A few minutes later:

But here's the best part.  Trump is cutting deals with the Democrats. He now says he wants to abolish debt-ceiling votes, a longtime Democratic priority, and that he would be happy to sign legislation re-establishing DACA protections for the Dreamers, a position that ought to outrage his anti-immigrant base.

Yet for the most part, that isn't happening. At this point, expressing outrage at Trump would require his supporters to admit that ... well, that they made a mistake, that maybe he really is the amoral, unprincipled applause-seeker that they were warned against. They're in too deep to do that. By now they've ignored so much, rationalized so much, and invested so much of their own self-esteem in defending him against the indefensible that the psychological price of admitting their error is much too high to pay.

They had already toppled the statues of Ronald Reagan and replaced them with gilted images of Trump. They had repudiated the legacies of men such as John McCain, Mitt Romney and anybody named Bush, and had ceased trying to pretend that theirs was a big-tent party committed to winning support of a diverse America. Like Cortez and his conquistadors, like Alexander the Great at the gates of Persia, they had burned their ships on the beach at Trump's command, leaving them no means to go back.

So we get beautiful things like this:

If His Exalted Greatness is now forced to consort with liberals and Democrats, it certainly can't be HIS fault.

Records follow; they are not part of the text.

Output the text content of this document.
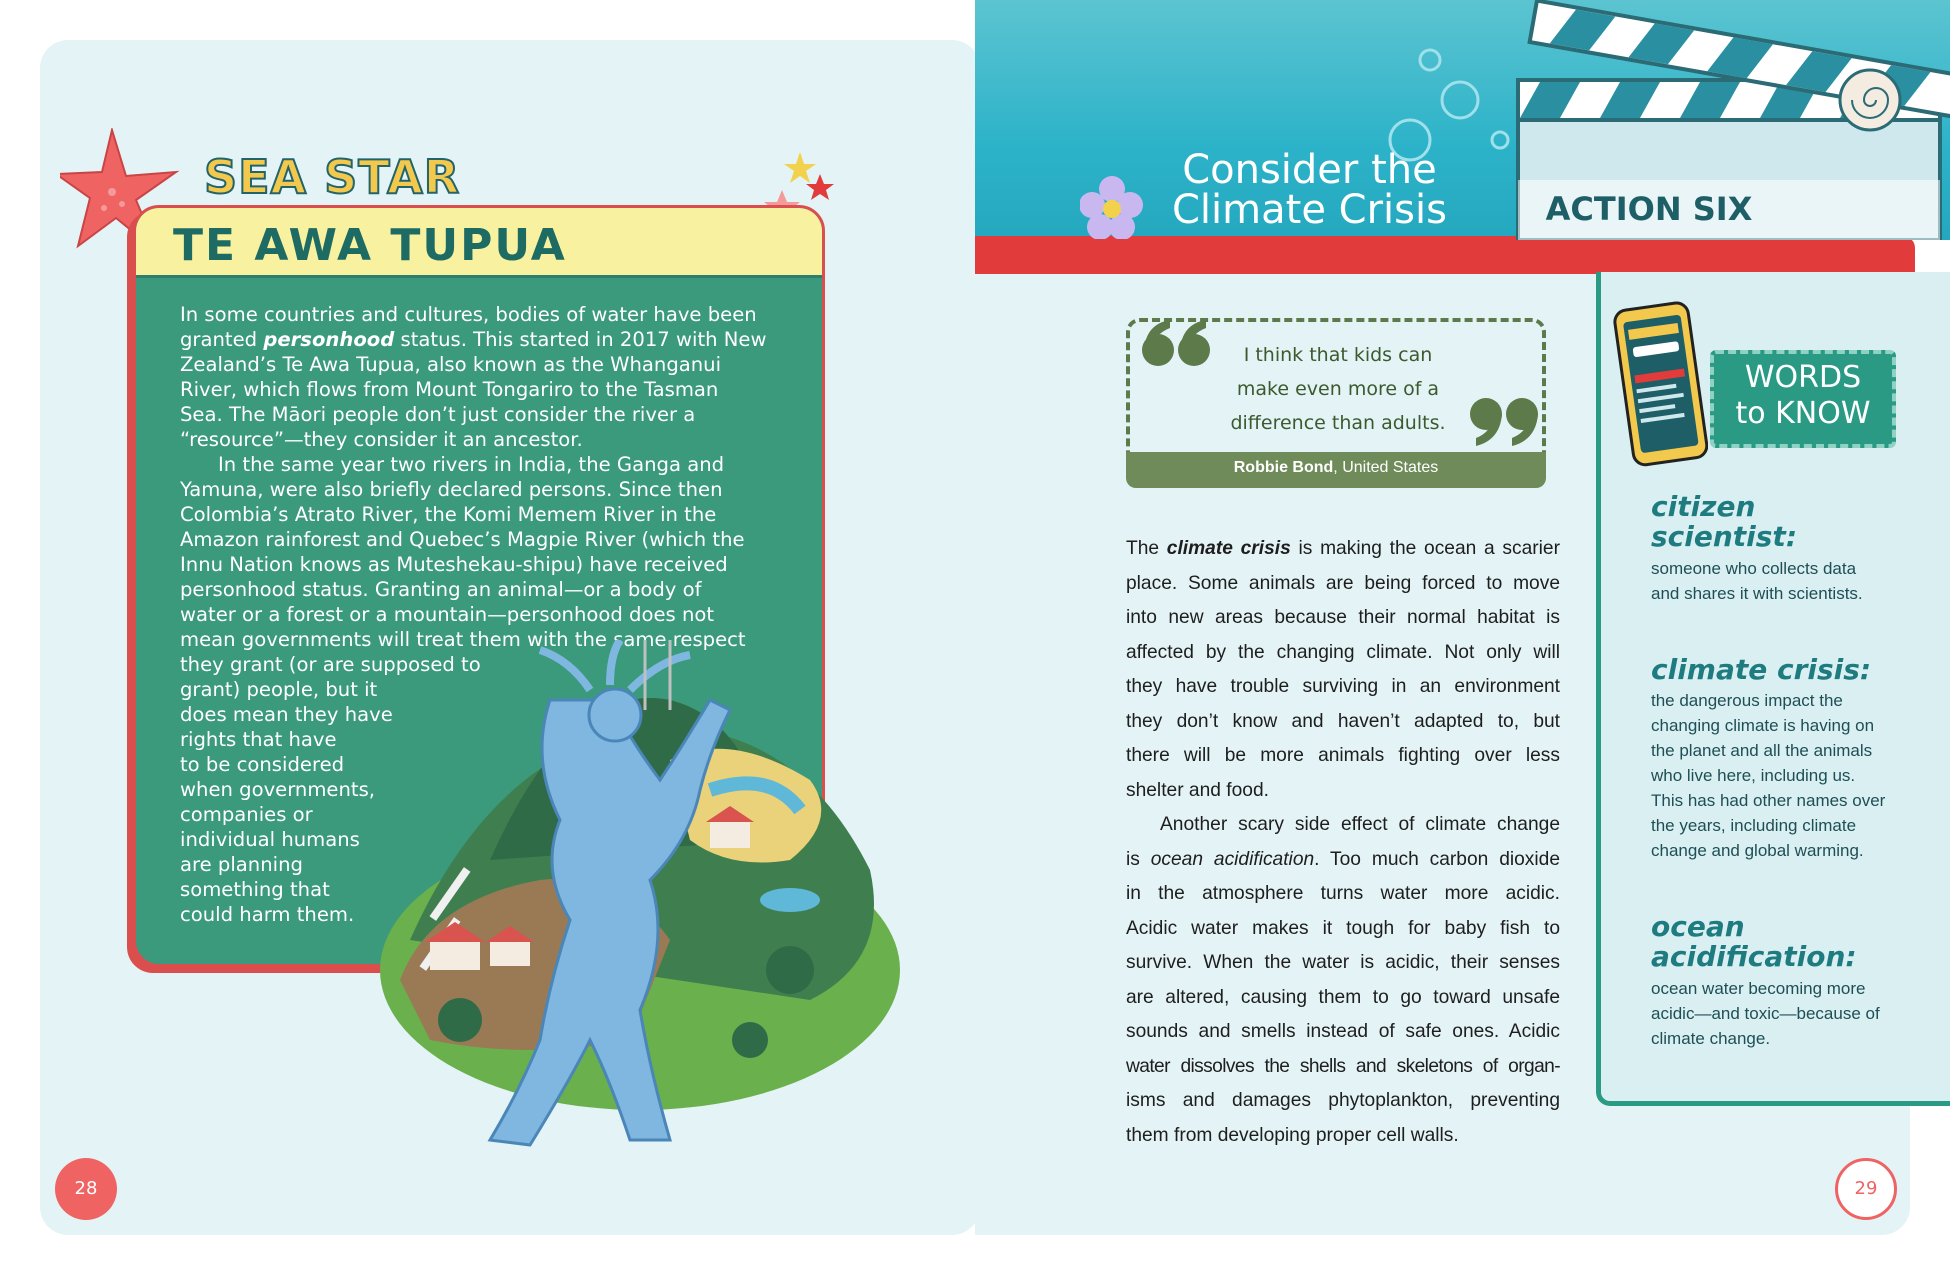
SEA STAR
TE AWA TUPUA
In some countries and cultures, bodies of water have been
granted personhood status. This started in 2017 with New
Zealand’s Te Awa Tupua, also known as the Whanganui
River, which flows from Mount Tongariro to the Tasman
Sea. The Māori people don’t just consider the river a
“resource”—they consider it an ancestor.
In the same year two rivers in India, the Ganga and
Yamuna, were also briefly declared persons. Since then
Colombia’s Atrato River, the Komi Memem River in the
Amazon rainforest and Quebec’s Magpie River (which the
Innu Nation knows as Muteshekau-shipu) have received
personhood status. Granting an animal—or a body of
water or a forest or a mountain—personhood does not
mean governments will treat them with the same respect
they grant (or are supposed to
grant) people, but it
does mean they have
rights that have
to be considered
when governments,
companies or
individual humans
are planning
something that
could harm them.
28
Consider the
Climate Crisis	ACTION SIX
I think that kids can
make even more of a
difference than adults.
Robbie Bond, United States
The climate crisis is making the ocean a scarier
place. Some animals are being forced to move
into new areas because their normal habitat is
affected by the changing climate. Not only will
they have trouble surviving in an environment
they don’t know and haven’t adapted to, but
there will be more animals fighting over less
shelter and food.
Another scary side effect of climate change
is ocean acidification. Too much carbon dioxide
in the atmosphere turns water more acidic.
Acidic water makes it tough for baby fish to
survive. When the water is acidic, their senses
are altered, causing them to go toward unsafe
sounds and smells instead of safe ones. Acidic
water dissolves the shells and skeletons of organ-
isms and damages phytoplankton, preventing
them from developing proper cell walls.
WORDS
to KNOW
citizen
scientist:
someone who collects data
and shares it with scientists.
climate crisis:
the dangerous impact the
changing climate is having on
the planet and all the animals
who live here, including us.
This has had other names over
the years, including climate
change and global warming.
ocean
acidification:
ocean water becoming more
acidic—and toxic—because of
climate change.
29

It has to be the fault of ... Paul Ryan! And Mitch McConnell!  Yeah, that's the ticket!! The Democrats weren't the real enemy anyway (we were NEVER at war with Eurasia!) The real enemy all along had been the RINOs in Congress and the GOP establishment!

It's all pretty weird, I admit, but personality cults can be like that. The leader's bottomless need to be loved must always be matched by the followers' bottomless need to love, so the central, never-changing premise is that the leader must never be wrong. If facts, understandings, relationships or history suggest weakness on the part of the leader, then those facts, understandings, relationships and history must be altered.

And when Trump inevitably changes back, when his need for love and validation forces him to lurch in yet another direction and Chuck and Nancy again become his hated enemies, as they surely will, his most devoted followers will still be there for him, still making excuses and creating scapegoats, right up to and beyond the point that it all just collapses.